We received a total of twenty submissions, and after two rounds of rigorous review, nine papers were accepted.
Z. Jin et al. in their paper titled “Design, Modeling, and Experiments of the Vortex-Induced Vibration Piezoelectric Energy Harvester with Bionic Attachments” propose a bionic attachment structure that widens the bandwidth and efficiency of a piezoelectric energy harvester. Compared with the smooth cylinder which is taken as a carrier, in the harvester with the bionic structure the threshold speed decelerates from 1.8m/s to 1 m/s while the bandwidth increases from 39.3% to 51.4%, while its output power enhances from 0.48 to 0.56 mW. See, for example, .

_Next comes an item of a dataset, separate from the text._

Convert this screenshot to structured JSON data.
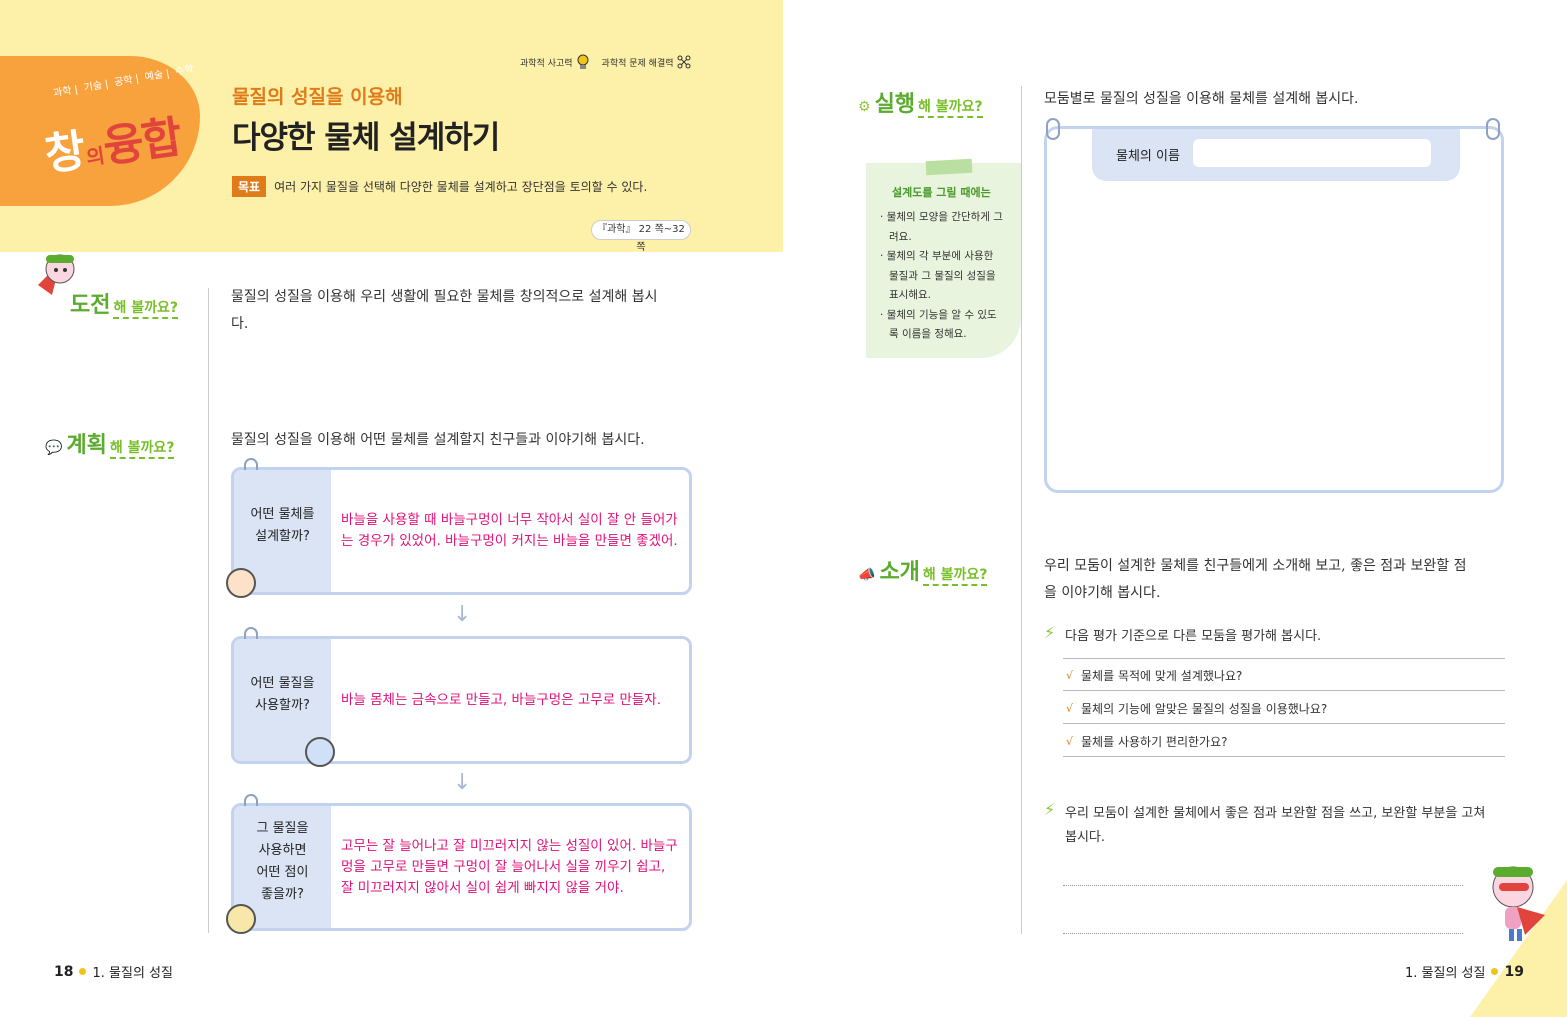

C. Zhang et al. in their paper titled “Multiobjective Optimization of a Fractional-Order PID Controller for Pumped Turbine Governing System Using an Improved NSGA-III Algorithm under Multiworking Conditions” improve the pump turbine governing system, PTGS. This is the core control system of the pumped storage power station which is responsible for regulating the unit power, which plays an important role in maintaining the grid’s requirements balancing power supply and demand. The fractional-order PID controller under single working conditions is extended to a multiobjective framework. To establish the cost function, the integral of the time absolute error index of PTGS running at low and high working water heads is considered. Finally, an improved nondominated sorting genetic algorithm III based on Latin hypercube sampling and chaos theory (LCNSGA-III) is proposed to solve the optimization problem. See also .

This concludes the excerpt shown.